Er setzte sich die Sonnenbrille wieder auf.

«Hey. Beruhig dich.» Ich umschloss ihn sanft von hinten und küsste ihn auf den Nacken. Er war das nicht gewohnt und machte sich wieder frei.

Auf einmal stand Hendrik neben uns. «Hej, was ist mit euch? Kommt ihr jetst mit?»

«Ich weiß nicht … Nicki?»

Er gab keine Antwort.

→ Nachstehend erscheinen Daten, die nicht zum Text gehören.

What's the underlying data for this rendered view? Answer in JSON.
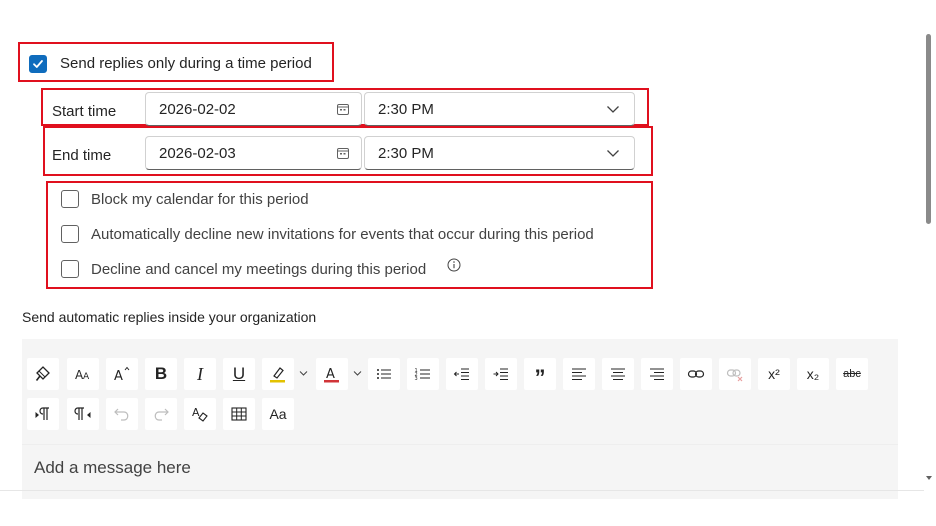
{
  "period_option": {
    "label": "Send replies only during a time period",
    "checked": true
  },
  "start": {
    "label": "Start time",
    "date": "2026-02-02",
    "time": "2:30 PM"
  },
  "end": {
    "label": "End time",
    "date": "2026-02-03",
    "time": "2:30 PM"
  },
  "options": [
    {
      "label": "Block my calendar for this period",
      "checked": false
    },
    {
      "label": "Automatically decline new invitations for events that occur during this period",
      "checked": false
    },
    {
      "label": "Decline and cancel my meetings during this period",
      "checked": false
    }
  ],
  "inside_org_heading": "Send automatic replies inside your organization",
  "toolbar": {
    "buttons": [
      "format-painter-icon",
      "font-size-icon",
      "grow-font-icon",
      "bold-icon",
      "italic-icon",
      "underline-icon",
      "highlight-icon",
      "font-color-icon",
      "bullets-icon",
      "numbering-icon",
      "decrease-indent-icon",
      "increase-indent-icon",
      "quote-icon",
      "align-left-icon",
      "align-center-icon",
      "align-right-icon",
      "link-icon",
      "remove-link-icon",
      "superscript-icon",
      "subscript-icon",
      "strikethrough-icon",
      "ltr-icon",
      "rtl-icon",
      "undo-icon",
      "redo-icon",
      "clear-format-icon",
      "table-icon",
      "change-case-icon"
    ],
    "bold": "B",
    "italic": "I",
    "underline": "U",
    "superscript": "x²",
    "subscript": "x₂",
    "strike": "abc",
    "quote": "”",
    "change_case": "Aa",
    "highlight_color": "#e3c200",
    "font_color": "#d13438"
  },
  "message": {
    "placeholder": "Add a message here"
  },
  "colors": {
    "accent": "#0f6cbd",
    "highlight_box": "#e0101e"
  }
}
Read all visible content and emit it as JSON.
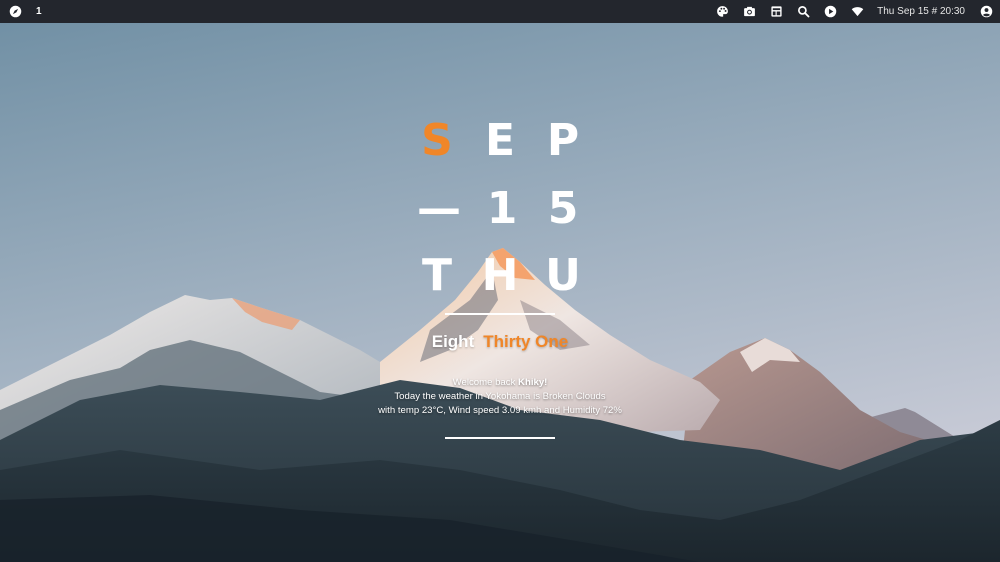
{
  "topbar": {
    "launcher_icon": "compass-icon",
    "workspace": "1",
    "tray_icons": [
      "palette-icon",
      "camera-icon",
      "sidebar-panel-icon",
      "search-icon",
      "play-icon",
      "wifi-icon"
    ],
    "clock": "Thu Sep 15 # 20:30",
    "user_icon": "user-account-icon"
  },
  "widget": {
    "month": [
      "S",
      "E",
      "P"
    ],
    "day": [
      "—",
      "1",
      "5"
    ],
    "weekday": [
      "T",
      "H",
      "U"
    ],
    "time_hour": "Eight",
    "time_minutes": "Thirty One",
    "welcome_prefix": "Welcome back ",
    "username": "Khiky!",
    "weather_line": "Today the weather in Yokohama is Broken Clouds",
    "stats_line": "with temp 23°C, Wind speed 3.09 kmh and Humidity 72%"
  },
  "colors": {
    "accent": "#f08628",
    "topbar_bg": "#23262d",
    "text": "#ffffff"
  }
}
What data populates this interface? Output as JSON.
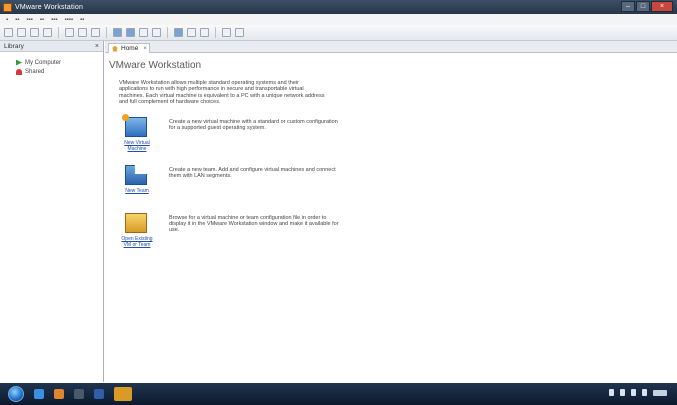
{
  "window": {
    "title": "VMware Workstation"
  },
  "sidebar": {
    "title": "Library",
    "close": "×",
    "items": [
      {
        "label": "My Computer",
        "icon": "vm-icon"
      },
      {
        "label": "Shared",
        "icon": "heart-icon"
      }
    ]
  },
  "tabs": [
    {
      "label": "Home",
      "close": "×"
    }
  ],
  "home": {
    "title": "VMware Workstation",
    "intro": "VMware Workstation allows multiple standard operating systems and their applications to run with high performance in secure and transportable virtual machines. Each virtual machine is equivalent to a PC with a unique network address and full complement of hardware choices.",
    "actions": [
      {
        "label": "New Virtual Machine",
        "description": "Create a new virtual machine with a standard or custom configuration for a supported guest operating system."
      },
      {
        "label": "New Team",
        "description": "Create a new team. Add and configure virtual machines and connect them with LAN segments."
      },
      {
        "label": "Open Existing VM or Team",
        "description": "Browse for a virtual machine or team configuration file in order to display it in the VMware Workstation window and make it available for use."
      }
    ]
  },
  "colors": {
    "titlebar": "#273749",
    "accent": "#1f4fa8",
    "taskbar": "#0d1a2c"
  }
}
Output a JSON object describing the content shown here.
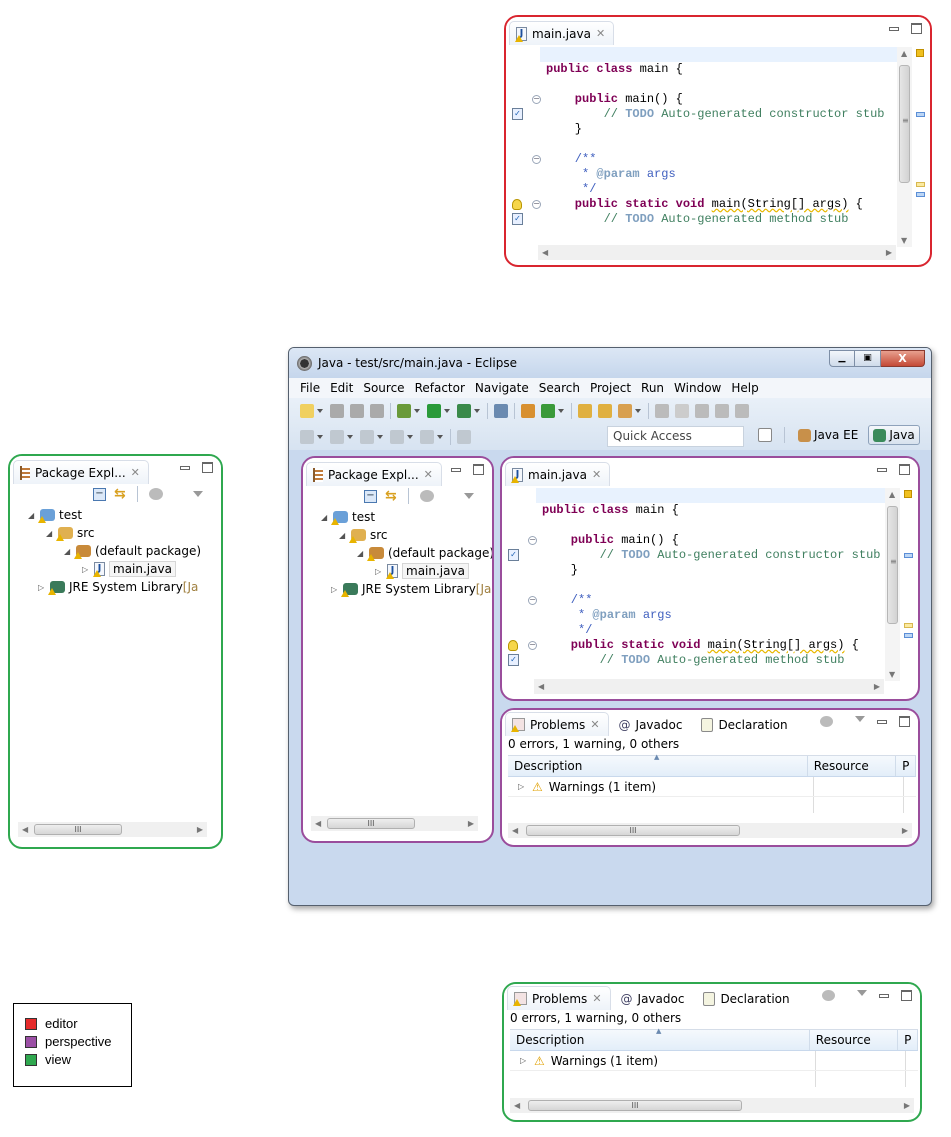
{
  "legend": {
    "items": [
      {
        "label": "editor",
        "color": "#e52b2b"
      },
      {
        "label": "perspective",
        "color": "#9b4fa5"
      },
      {
        "label": "view",
        "color": "#2fa84f"
      }
    ]
  },
  "editor": {
    "tab_label": "main.java",
    "lines": [
      [],
      [
        {
          "t": "public class ",
          "c": "kw"
        },
        {
          "t": "main {",
          "c": "pl"
        }
      ],
      [],
      [
        {
          "t": "    public ",
          "c": "kw"
        },
        {
          "t": "main() {",
          "c": "pl"
        }
      ],
      [
        {
          "t": "        // ",
          "c": "cm"
        },
        {
          "t": "TODO",
          "c": "todo"
        },
        {
          "t": " Auto-generated constructor stub",
          "c": "cm"
        }
      ],
      [
        {
          "t": "    }",
          "c": "pl"
        }
      ],
      [],
      [
        {
          "t": "    /**",
          "c": "jd"
        }
      ],
      [
        {
          "t": "     * ",
          "c": "jd"
        },
        {
          "t": "@param",
          "c": "tag"
        },
        {
          "t": " args",
          "c": "jd"
        }
      ],
      [
        {
          "t": "     */",
          "c": "jd"
        }
      ],
      [
        {
          "t": "    public static void ",
          "c": "kw"
        },
        {
          "t": "main(String[] args)",
          "c": "pl warnline"
        },
        {
          "t": " {",
          "c": "pl"
        }
      ],
      [
        {
          "t": "        // ",
          "c": "cm"
        },
        {
          "t": "TODO",
          "c": "todo"
        },
        {
          "t": " Auto-generated method stub",
          "c": "cm"
        }
      ]
    ]
  },
  "package_explorer": {
    "tab_label": "Package Expl...",
    "tree": [
      {
        "label": "test",
        "depth": 0,
        "expander": "open",
        "icon": "project-icon"
      },
      {
        "label": "src",
        "depth": 1,
        "expander": "open",
        "icon": "source-folder-icon"
      },
      {
        "label": "(default package)",
        "depth": 2,
        "expander": "open",
        "icon": "package-icon"
      },
      {
        "label": "main.java",
        "depth": 3,
        "expander": "closed",
        "icon": "java-file-icon",
        "selected": true
      },
      {
        "label": "JRE System Library",
        "suffix": " [Ja",
        "depth": 1,
        "expander": "closed",
        "icon": "library-icon",
        "outdent": true
      }
    ]
  },
  "problems": {
    "tabs": [
      {
        "label": "Problems",
        "icon": "problems-icon",
        "closable": true
      },
      {
        "label": "Javadoc",
        "icon": "at-icon"
      },
      {
        "label": "Declaration",
        "icon": "declaration-icon"
      }
    ],
    "summary": "0 errors, 1 warning, 0 others",
    "columns": [
      "Description",
      "Resource",
      "P"
    ],
    "rows": [
      {
        "label": "Warnings (1 item)",
        "icon": "warning-icon"
      }
    ]
  },
  "window": {
    "title": "Java - test/src/main.java - Eclipse",
    "menu": [
      "File",
      "Edit",
      "Source",
      "Refactor",
      "Navigate",
      "Search",
      "Project",
      "Run",
      "Window",
      "Help"
    ],
    "quick_access": "Quick Access",
    "perspectives": [
      {
        "label": "Java EE",
        "active": false
      },
      {
        "label": "Java",
        "active": true
      }
    ]
  }
}
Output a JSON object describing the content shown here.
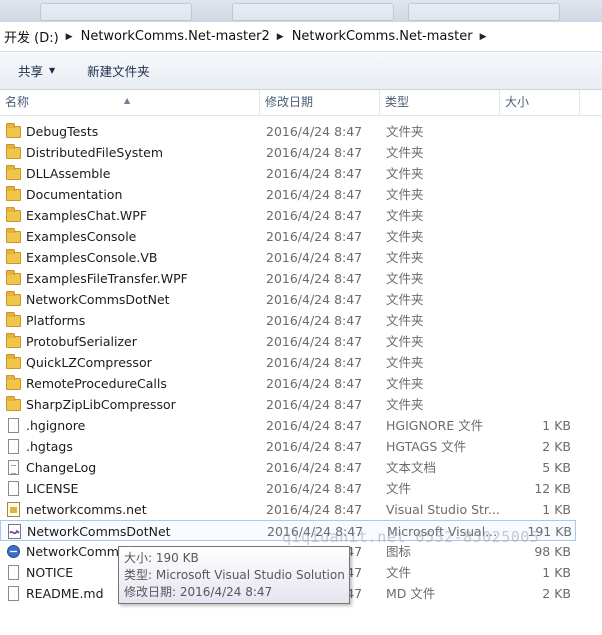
{
  "breadcrumb": [
    "开发 (D:)",
    "NetworkComms.Net-master2",
    "NetworkComms.Net-master"
  ],
  "toolbar": {
    "share_label": "共享",
    "new_folder_label": "新建文件夹"
  },
  "columns": {
    "name": "名称",
    "date": "修改日期",
    "type": "类型",
    "size": "大小"
  },
  "files": [
    {
      "name": "DebugTests",
      "date": "2016/4/24 8:47",
      "type": "文件夹",
      "size": "",
      "icon": "folder-icon"
    },
    {
      "name": "DistributedFileSystem",
      "date": "2016/4/24 8:47",
      "type": "文件夹",
      "size": "",
      "icon": "folder-icon"
    },
    {
      "name": "DLLAssemble",
      "date": "2016/4/24 8:47",
      "type": "文件夹",
      "size": "",
      "icon": "folder-icon"
    },
    {
      "name": "Documentation",
      "date": "2016/4/24 8:47",
      "type": "文件夹",
      "size": "",
      "icon": "folder-icon"
    },
    {
      "name": "ExamplesChat.WPF",
      "date": "2016/4/24 8:47",
      "type": "文件夹",
      "size": "",
      "icon": "folder-icon"
    },
    {
      "name": "ExamplesConsole",
      "date": "2016/4/24 8:47",
      "type": "文件夹",
      "size": "",
      "icon": "folder-icon"
    },
    {
      "name": "ExamplesConsole.VB",
      "date": "2016/4/24 8:47",
      "type": "文件夹",
      "size": "",
      "icon": "folder-icon"
    },
    {
      "name": "ExamplesFileTransfer.WPF",
      "date": "2016/4/24 8:47",
      "type": "文件夹",
      "size": "",
      "icon": "folder-icon"
    },
    {
      "name": "NetworkCommsDotNet",
      "date": "2016/4/24 8:47",
      "type": "文件夹",
      "size": "",
      "icon": "folder-icon"
    },
    {
      "name": "Platforms",
      "date": "2016/4/24 8:47",
      "type": "文件夹",
      "size": "",
      "icon": "folder-icon"
    },
    {
      "name": "ProtobufSerializer",
      "date": "2016/4/24 8:47",
      "type": "文件夹",
      "size": "",
      "icon": "folder-icon"
    },
    {
      "name": "QuickLZCompressor",
      "date": "2016/4/24 8:47",
      "type": "文件夹",
      "size": "",
      "icon": "folder-icon"
    },
    {
      "name": "RemoteProcedureCalls",
      "date": "2016/4/24 8:47",
      "type": "文件夹",
      "size": "",
      "icon": "folder-icon"
    },
    {
      "name": "SharpZipLibCompressor",
      "date": "2016/4/24 8:47",
      "type": "文件夹",
      "size": "",
      "icon": "folder-icon"
    },
    {
      "name": ".hgignore",
      "date": "2016/4/24 8:47",
      "type": "HGIGNORE 文件",
      "size": "1 KB",
      "icon": "file-icon"
    },
    {
      "name": ".hgtags",
      "date": "2016/4/24 8:47",
      "type": "HGTAGS 文件",
      "size": "2 KB",
      "icon": "file-icon"
    },
    {
      "name": "ChangeLog",
      "date": "2016/4/24 8:47",
      "type": "文本文档",
      "size": "5 KB",
      "icon": "text-file-icon"
    },
    {
      "name": "LICENSE",
      "date": "2016/4/24 8:47",
      "type": "文件",
      "size": "12 KB",
      "icon": "file-icon"
    },
    {
      "name": "networkcomms.net",
      "date": "2016/4/24 8:47",
      "type": "Visual Studio Str...",
      "size": "1 KB",
      "icon": "vs-settings-icon"
    },
    {
      "name": "NetworkCommsDotNet",
      "date": "2016/4/24 8:47",
      "type": "Microsoft Visual...",
      "size": "191 KB",
      "icon": "vs-solution-icon"
    },
    {
      "name": "NetworkCommsLogo",
      "date": "2016/4/24 8:47",
      "type": "图标",
      "size": "98 KB",
      "icon": "logo-ico-icon"
    },
    {
      "name": "NOTICE",
      "date": "2016/4/24 8:47",
      "type": "文件",
      "size": "1 KB",
      "icon": "file-icon"
    },
    {
      "name": "README.md",
      "date": "2016/4/24 8:47",
      "type": "MD 文件",
      "size": "2 KB",
      "icon": "file-icon"
    }
  ],
  "tooltip": {
    "size_line": "大小: 190 KB",
    "type_line": "类型: Microsoft Visual Studio Solution",
    "date_line": "修改日期: 2016/4/24 8:47"
  },
  "watermark": "qiqiuanit.net  0532-85025005"
}
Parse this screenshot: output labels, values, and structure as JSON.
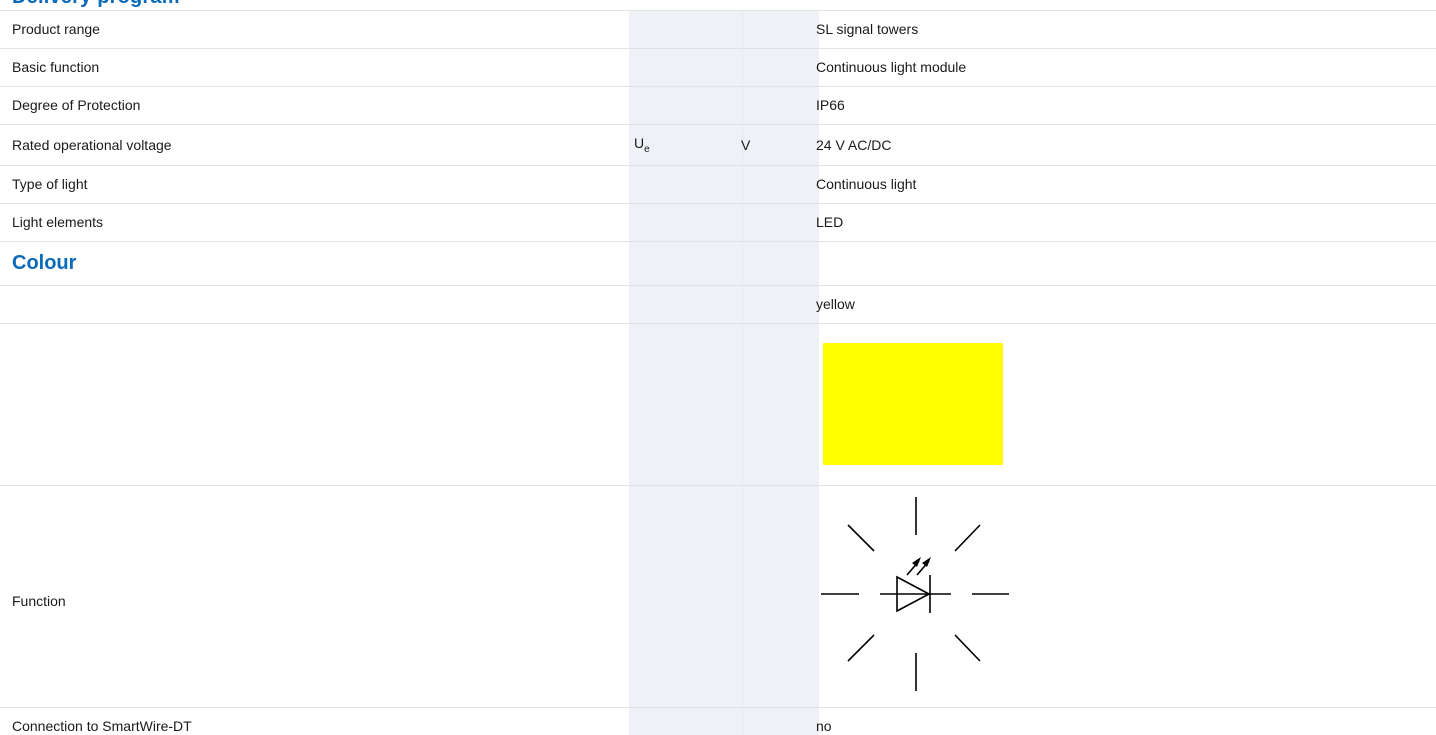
{
  "header": {
    "cut_heading": "Delivery program"
  },
  "rows": {
    "product_range": {
      "label": "Product range",
      "value": "SL signal towers"
    },
    "basic_function": {
      "label": "Basic function",
      "value": "Continuous light module"
    },
    "degree_of_protection": {
      "label": "Degree of Protection",
      "value": "IP66"
    },
    "rated_voltage": {
      "label": "Rated operational voltage",
      "symbol_main": "U",
      "symbol_sub": "e",
      "unit": "V",
      "value": "24 V AC/DC"
    },
    "type_of_light": {
      "label": "Type of light",
      "value": "Continuous light"
    },
    "light_elements": {
      "label": "Light elements",
      "value": "LED"
    },
    "colour_section": {
      "title": "Colour"
    },
    "colour_value": {
      "value": "yellow"
    },
    "colour_swatch": {
      "color": "#ffff00"
    },
    "function": {
      "label": "Function",
      "symbol_icon": "led-continuous-light-symbol-icon"
    },
    "smartwire": {
      "label": "Connection to SmartWire-DT",
      "value": "no"
    }
  }
}
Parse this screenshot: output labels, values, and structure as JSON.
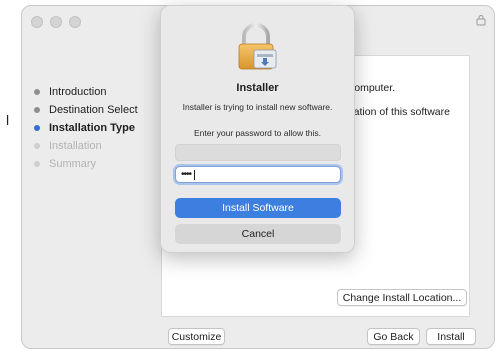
{
  "stray_character": "l",
  "window": {
    "traffic_lights": [
      "close-button",
      "minimize-button",
      "zoom-button"
    ],
    "lock_icon": "lock-icon"
  },
  "sidebar": {
    "steps": [
      {
        "label": "Introduction",
        "state": "done"
      },
      {
        "label": "Destination Select",
        "state": "done"
      },
      {
        "label": "Installation Type",
        "state": "active"
      },
      {
        "label": "Installation",
        "state": "disabled"
      },
      {
        "label": "Summary",
        "state": "disabled"
      }
    ]
  },
  "content": {
    "fragment_1": "computer.",
    "fragment_2": "llation of this software",
    "change_location_label": "Change Install Location..."
  },
  "footer": {
    "customize_label": "Customize",
    "go_back_label": "Go Back",
    "install_label": "Install"
  },
  "dialog": {
    "icon": "installer-package-lock-icon",
    "title": "Installer",
    "message": "Installer is trying to install new software.",
    "prompt": "Enter your password to allow this.",
    "username_value": "",
    "password_masked": "••••",
    "install_software_label": "Install Software",
    "cancel_label": "Cancel"
  },
  "colors": {
    "accent": "#3c7fe0",
    "active_step_dot": "#2f6fd6",
    "window_bg": "#ececec"
  }
}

Ich schlang meinen Arm um seinen Hals und zog seinen Kopf heran. «Hendrik fragt, ob wir mit ihm und seinen Halbgeschwistern mitgehen wollen?»

«Geh du doch, wenn du willst.»

Ich wusste nicht, was ich mit dieser Antwort anfangen sollte. Ich sah Hendrik an.

«Mein Freund fühlt sich nicht so wohl, glaub ich. Wir gehen vielleicht besser erst mal ins Hotel zurück.»

«Oh, virkelig?» Hendrik sah ein wenig traurig aus. «Na ja, ich muss auch erst noch nach Bygdøy fahren und die beiden Nervensägen abholen, und dasu brauche ich das Auto. Aber das steht in Lillestrøm. Ich muss suerst mit mein Motorsykkel hjem nach Lillestrøm und dann surück mit Auto. Das schaffe ich nicht in einer Stunde. Aber wir können uns auch erst später um halb vier Uhr vor dem Rathaus treffen, wenn ihr wollt?»

«Okay», sagte ich und entschied blitzschnell. Ich würde auf alle Fälle mitgehen, egal, wie Nicki drauf war.

Als wir uns ein wenig später von den anderen verabschiedeten (Sverre konnte es natürlich nicht unterlassen, mir eine Kusshand zuzuwerfen) und uns auf den Rückweg machten, sah ich, wie Domenico sich unter der Sonnenbrille über die Augen wischte. Irgendetwas musste ihm fürchterlich wehgetan haben. Ich hielt ihn den ganzen Weg zurück ins Hotel an der Hand, und als wir im Zimmer waren, warf er sich wortlos aufs Bett und vergrub sein Gesicht im Kopfkissen.